Ora l’alternativo medio non è più lo sfigato di un tempo, l’escluso, il misfit di turno. Ben Verellen è uno che sa il fatto suo. Alle spalle ha un passato da peso massimo del post hc trascorso a menare duro con gli Harkonen, e un presente fatto di amplificatori valvolari da lui progettati e costruiti a mano e apprezzati in mezzo mondo (fate una ricerca su internet e vi farete un parere a riguardo). I nipoti (legittimi o illegittimi) del grunge sono maturi e consapevoli e hanno saputo portare sulle spalle un’eredità pesante sciacquandola con quanto più sia venuto loro sottomano negli ultimi vent’anni: derive sperimentali ma anche tanto hardcore e indie-rock in primis. Il risultato che ascolto ora è un disco bello, anche se un gradino sotto a Weatherhead, il loro secondo, più vario negli umori e più dinamico. Forse tra i due album Sleepwalking Sailors è quello leggermente più propenso allo sfogo violento, ma – cosa pregevole – la violenza non è mai gratuita o fine a se stessa (la bellissima “Slow Beef” e la tellurica “Animatronic Bionic” costituiscono ottimi esempi a riguardo: semplicità e gusto a mo’ di ago della bilancia tra pesantezza e melodia).

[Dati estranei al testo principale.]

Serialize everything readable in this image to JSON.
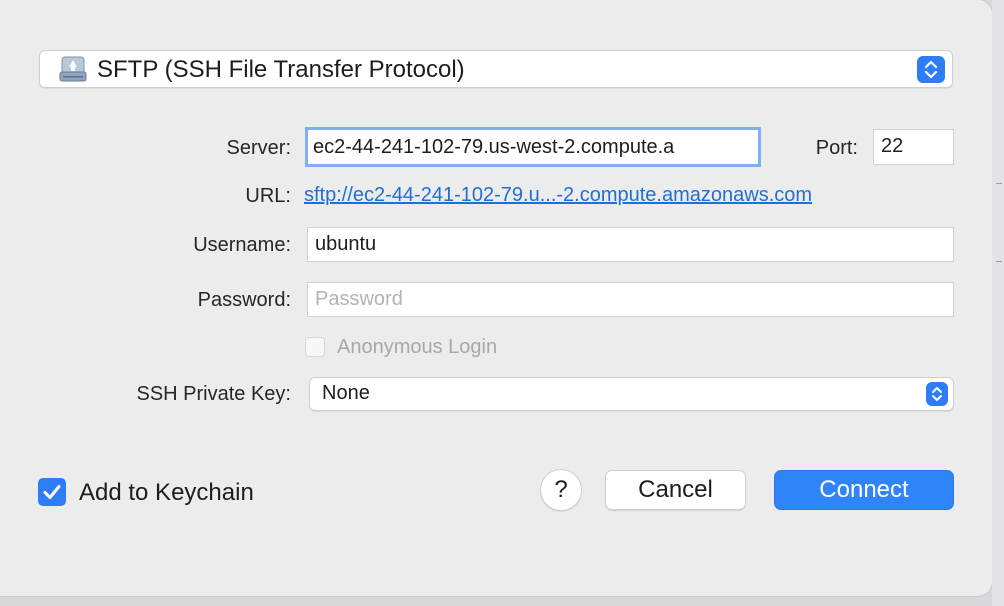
{
  "protocol": {
    "label": "SFTP (SSH File Transfer Protocol)",
    "icon": "network-drive-icon"
  },
  "server": {
    "label": "Server:",
    "value": "ec2-44-241-102-79.us-west-2.compute.a"
  },
  "port": {
    "label": "Port:",
    "value": "22"
  },
  "url": {
    "label": "URL:",
    "link": "sftp://ec2-44-241-102-79.u...-2.compute.amazonaws.com"
  },
  "username": {
    "label": "Username:",
    "value": "ubuntu"
  },
  "password": {
    "label": "Password:",
    "placeholder": "Password"
  },
  "anonymous": {
    "label": "Anonymous Login",
    "checked": false
  },
  "ssh_key": {
    "label": "SSH Private Key:",
    "value": "None"
  },
  "keychain": {
    "label": "Add to Keychain",
    "checked": true
  },
  "buttons": {
    "help": "?",
    "cancel": "Cancel",
    "connect": "Connect"
  },
  "colors": {
    "accent": "#2f84f7",
    "link": "#1f6fd6",
    "focus_ring": "#7fb0f5"
  }
}
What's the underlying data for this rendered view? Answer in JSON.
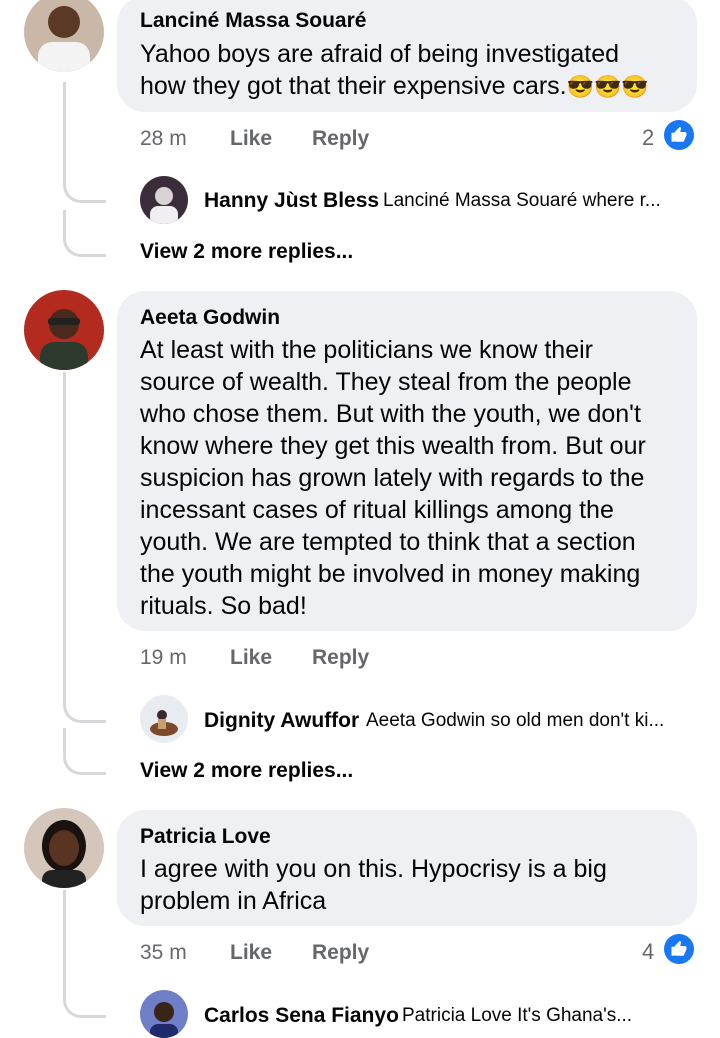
{
  "colors": {
    "bubble": "#eff0f3",
    "meta": "#65676b",
    "like_blue": "#1877f2",
    "thread_line": "#d6d8dc"
  },
  "comments": [
    {
      "author": "Lanciné Massa Souaré",
      "text_lines": [
        "Yahoo boys are afraid of being investigated",
        "how they got that their expensive cars."
      ],
      "emoji": "😎😎😎",
      "time": "28 m",
      "like_label": "Like",
      "reply_label": "Reply",
      "reaction_count": "2",
      "reply_preview": {
        "author": "Hanny Jùst Bless",
        "snippet": "Lanciné Massa Souaré where r..."
      },
      "more_replies": "View 2 more replies..."
    },
    {
      "author": "Aeeta Godwin",
      "text_lines": [
        "At least with the politicians we know their",
        "source of wealth. They steal from the people",
        "who chose them. But with the youth, we don't",
        "know where they get this wealth from. But our",
        "suspicion has grown lately with regards to the",
        "incessant cases of ritual killings among the",
        "youth. We are tempted to think that a section",
        "the youth might be involved in money making",
        "rituals. So bad!"
      ],
      "time": "19 m",
      "like_label": "Like",
      "reply_label": "Reply",
      "reply_preview": {
        "author": "Dignity Awuffor",
        "snippet": "Aeeta Godwin so old men don't ki..."
      },
      "more_replies": "View 2 more replies..."
    },
    {
      "author": "Patricia Love",
      "text_lines": [
        "I agree with you on this. Hypocrisy is a big",
        "problem in Africa"
      ],
      "time": "35 m",
      "like_label": "Like",
      "reply_label": "Reply",
      "reaction_count": "4",
      "reply_preview": {
        "author": "Carlos Sena Fianyo",
        "snippet": "Patricia Love It's Ghana's..."
      }
    }
  ]
}
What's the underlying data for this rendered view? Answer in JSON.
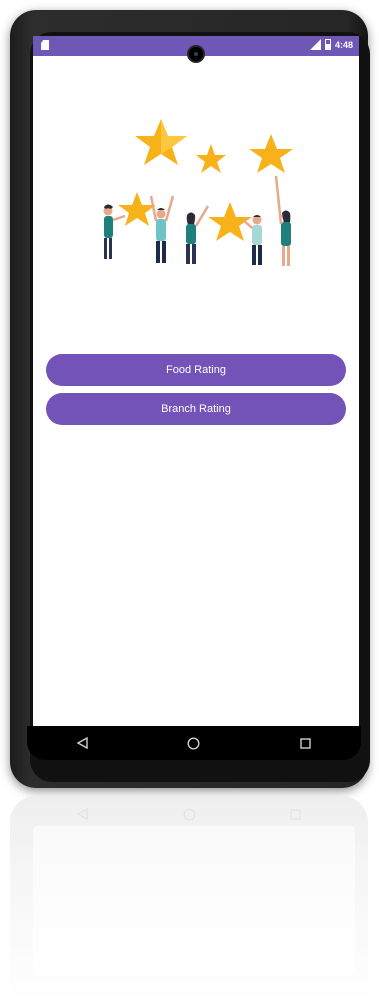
{
  "status_bar": {
    "time": "4:48",
    "network": "LTE",
    "color": "#6e57b5"
  },
  "illustration": {
    "icon": "people-holding-stars-illustration"
  },
  "buttons": {
    "food_rating": "Food Rating",
    "branch_rating": "Branch Rating",
    "color": "#7353b7"
  },
  "navigation": {
    "items": [
      "back-icon",
      "home-icon",
      "recents-icon"
    ]
  }
}
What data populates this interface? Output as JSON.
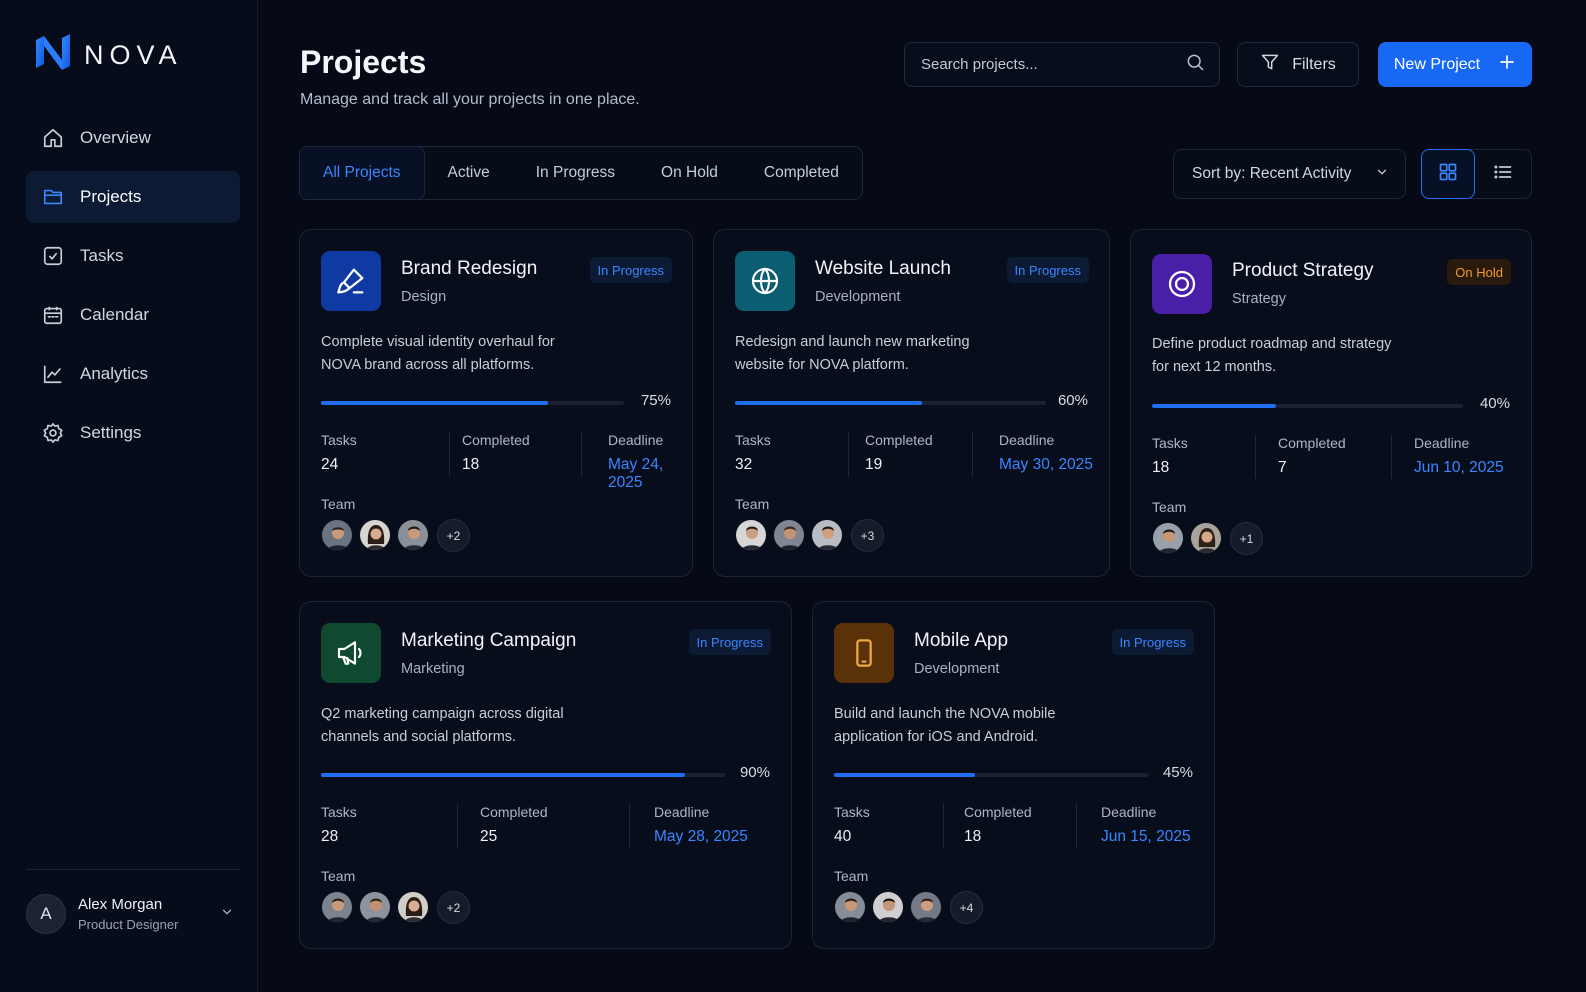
{
  "brand": {
    "name": "NOVA",
    "accent": "#1f6df0"
  },
  "sidebar": {
    "items": [
      {
        "label": "Overview",
        "icon": "home-icon"
      },
      {
        "label": "Projects",
        "icon": "folder-icon",
        "active": true
      },
      {
        "label": "Tasks",
        "icon": "checkbox-icon"
      },
      {
        "label": "Calendar",
        "icon": "calendar-icon"
      },
      {
        "label": "Analytics",
        "icon": "chart-icon"
      },
      {
        "label": "Settings",
        "icon": "gear-icon"
      }
    ],
    "user": {
      "initial": "A",
      "name": "Alex Morgan",
      "role": "Product Designer"
    }
  },
  "header": {
    "title": "Projects",
    "subtitle": "Manage and track all your projects in one place.",
    "search_placeholder": "Search projects...",
    "filters_label": "Filters",
    "new_project_label": "New Project"
  },
  "tabs": [
    "All Projects",
    "Active",
    "In Progress",
    "On Hold",
    "Completed"
  ],
  "sort": {
    "label": "Sort by: Recent Activity"
  },
  "labels": {
    "tasks": "Tasks",
    "completed": "Completed",
    "deadline": "Deadline",
    "team": "Team"
  },
  "projects": [
    {
      "title": "Brand Redesign",
      "category": "Design",
      "status": "In Progress",
      "description": "Complete visual identity overhaul for NOVA brand across all platforms.",
      "progress": 75,
      "progress_label": "75%",
      "tasks": "24",
      "completed": "18",
      "deadline": "May 24, 2025",
      "team_more": "+2",
      "icon": "brush-icon",
      "icon_bg": "#0f3aa3"
    },
    {
      "title": "Website Launch",
      "category": "Development",
      "status": "In Progress",
      "description": "Redesign and launch new marketing website for NOVA platform.",
      "progress": 60,
      "progress_label": "60%",
      "tasks": "32",
      "completed": "19",
      "deadline": "May 30, 2025",
      "team_more": "+3",
      "icon": "globe-icon",
      "icon_bg": "#0b5e72"
    },
    {
      "title": "Product Strategy",
      "category": "Strategy",
      "status": "On Hold",
      "description": "Define product roadmap and strategy for next 12 months.",
      "progress": 40,
      "progress_label": "40%",
      "tasks": "18",
      "completed": "7",
      "deadline": "Jun 10, 2025",
      "team_more": "+1",
      "icon": "target-icon",
      "icon_bg": "#4a1fa8"
    },
    {
      "title": "Marketing Campaign",
      "category": "Marketing",
      "status": "In Progress",
      "description": "Q2 marketing campaign across digital channels and social platforms.",
      "progress": 90,
      "progress_label": "90%",
      "tasks": "28",
      "completed": "25",
      "deadline": "May 28, 2025",
      "team_more": "+2",
      "icon": "megaphone-icon",
      "icon_bg": "#0f4a30"
    },
    {
      "title": "Mobile App",
      "category": "Development",
      "status": "In Progress",
      "description": "Build and launch the NOVA mobile application for iOS and Android.",
      "progress": 45,
      "progress_label": "45%",
      "tasks": "40",
      "completed": "18",
      "deadline": "Jun 15, 2025",
      "team_more": "+4",
      "icon": "phone-icon",
      "icon_bg": "#5a3208"
    }
  ]
}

Gli arrangiamenti sono curati nei minimi dettagli: anche quando si urla a squarciagola le linee vocali sembrano inneggiare a qualcosa di tutto sommato lirico e struggente senza mai risultare patetiche (soffermatevi sulla brevissima “Crystal Gale” e capirete).
Siamo di fronte al fatidico passaggio del testimone da una generazione di rockers rumorosi ad un’altra – o forse c’è già stato e ce lo siamo perso? – ma stavolta non ci sono più i riflettori e le telecamere ad inquadrare il gesto e a trasmetterlo in mondovisione, e penso che sia addirittura meglio così. Gli Helms Alee sono gli alfieri di uno stile e di un’attitudine genuina, fatta di gavetta e di sudore, nuovi paladini di un nordovest sotterraneo che senza far tanto scalpore (ma con tanto rumore) negli anni ha partorito band toste come Botch, Karp, Harkonen e Narrows, più tendenti alla melodia come These Arms Are Snakes e Minus The Bear, ma anche intimiste come The Microphones e Mount Eerie. C’è ancora da sperare in bene, quindi: sarà l’aria carica di pioggia che tira da quelle parti? In un’epoca di rari capolavori, scoprire gruppi e dischi come questo fa di nuovo battere forte il cuore.